Self-organized TiO2 nanotube arrays in the photocatalytic degradation of methylene blue under UV light irradiation

• Published in: Journal of the Korean Physical Society Vol. 66; no. 7; pp. 1135 - 1139
• Main Authors: Chung, Eun Hyuk, Baek, Seong Rim, Yu, Seong Mi, Kim, Jong Pil, Hong, Tae Eun, Kim, Hyun Gyu, Bae, Jong-Seong, Jeong, Euh Duck, Khan, F. Nawaz, Jung, Ok-sang
• Format: Journal Article
• Language: English
• Published: Seoul The Korean Physical Society 01.04.2015; 한국물리학회
• Subjects: Mathematical and Computational Physics; Particle and Nuclear Physics; Physics; Physics and Astronomy; Theoretical; 물리학; nanotube arrays; Electrochemical anodic oxidation; TiO; Photocatalytic behaviors; Methylene blue
• ISSN: 0374-4884; 1976-8524
• DOI: 10.3938/jkps.66.1135

Nanostructured titanium dioxide (NTiO 2 ) is known to possess efficient photocatalytic activity and to have diverse applications in many fields due to its chemical stability, high surface area/volume ratio, high transmittance, and high refractive index in the visible and the near-ultraviolet regions. These facts prompted us to develop TiO 2 nanotube (TiO 2 NT) arrays through electrochemical anodic oxidation involving different electrolytes comprised of phosphoric acid — hydrofluoric acid aqueous systems by varying the voltage and the time. The annealing temperature of the nanotubes, TiO 2 NTs, were varied to modify the surface morphology and were characterized by using X-ray diffraction and scanning electron microscopy.
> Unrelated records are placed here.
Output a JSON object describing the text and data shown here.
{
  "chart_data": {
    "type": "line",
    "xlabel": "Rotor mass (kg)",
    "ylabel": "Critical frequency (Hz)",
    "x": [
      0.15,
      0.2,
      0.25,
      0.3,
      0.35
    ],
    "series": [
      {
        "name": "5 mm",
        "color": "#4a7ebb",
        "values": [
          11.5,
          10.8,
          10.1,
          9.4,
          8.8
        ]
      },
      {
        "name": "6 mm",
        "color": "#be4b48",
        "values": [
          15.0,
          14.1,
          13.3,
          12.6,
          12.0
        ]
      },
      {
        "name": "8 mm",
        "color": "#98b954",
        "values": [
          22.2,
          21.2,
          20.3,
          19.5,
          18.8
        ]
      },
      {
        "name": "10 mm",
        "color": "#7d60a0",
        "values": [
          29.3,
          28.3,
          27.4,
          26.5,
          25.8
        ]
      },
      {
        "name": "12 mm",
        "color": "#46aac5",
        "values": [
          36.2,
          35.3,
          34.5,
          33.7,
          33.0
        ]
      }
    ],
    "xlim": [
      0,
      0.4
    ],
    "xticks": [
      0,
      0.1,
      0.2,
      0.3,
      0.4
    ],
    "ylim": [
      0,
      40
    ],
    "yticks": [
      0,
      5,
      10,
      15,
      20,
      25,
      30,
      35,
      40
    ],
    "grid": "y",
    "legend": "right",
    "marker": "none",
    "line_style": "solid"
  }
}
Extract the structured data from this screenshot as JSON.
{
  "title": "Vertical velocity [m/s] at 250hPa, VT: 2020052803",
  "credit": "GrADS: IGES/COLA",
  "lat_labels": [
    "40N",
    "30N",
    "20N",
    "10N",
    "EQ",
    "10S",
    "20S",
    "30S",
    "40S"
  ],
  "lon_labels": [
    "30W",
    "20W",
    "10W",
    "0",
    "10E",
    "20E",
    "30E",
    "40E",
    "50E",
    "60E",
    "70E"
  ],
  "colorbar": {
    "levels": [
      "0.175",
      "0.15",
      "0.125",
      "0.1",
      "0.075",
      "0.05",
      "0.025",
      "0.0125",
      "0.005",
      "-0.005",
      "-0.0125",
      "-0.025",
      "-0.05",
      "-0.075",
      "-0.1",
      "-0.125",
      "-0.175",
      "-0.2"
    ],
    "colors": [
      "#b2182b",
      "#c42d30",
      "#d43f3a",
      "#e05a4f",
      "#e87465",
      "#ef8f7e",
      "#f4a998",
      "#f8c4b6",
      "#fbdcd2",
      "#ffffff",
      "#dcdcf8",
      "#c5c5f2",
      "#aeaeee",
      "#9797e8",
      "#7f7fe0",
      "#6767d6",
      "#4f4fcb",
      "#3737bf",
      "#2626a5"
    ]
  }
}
Scanning electron microscopy and X-ray diffraction results showed that the samples had uniform morphologies and good crystalline structures of the anatase phase at lower annealing temperatures and of the rutile phase at higher annealing temperatures. A secondary-ion mass-spectrometry analysis was used to investigate the surface atoms and to conduct a depth profile analysis of the TiO 2 NTs. The efficiency of the photocatalytic activity of the TiO 2 NT arrays in degrading methylene blue (MB) was investigated under UV-Vis light irradiation. The maximum photocatalytic activity was achieved for the samples with lower annealing temperatures due to their being in the anatase phase and having a higher surface area and a smaller crystal size, which play important roles in the degradation of organic pollutants.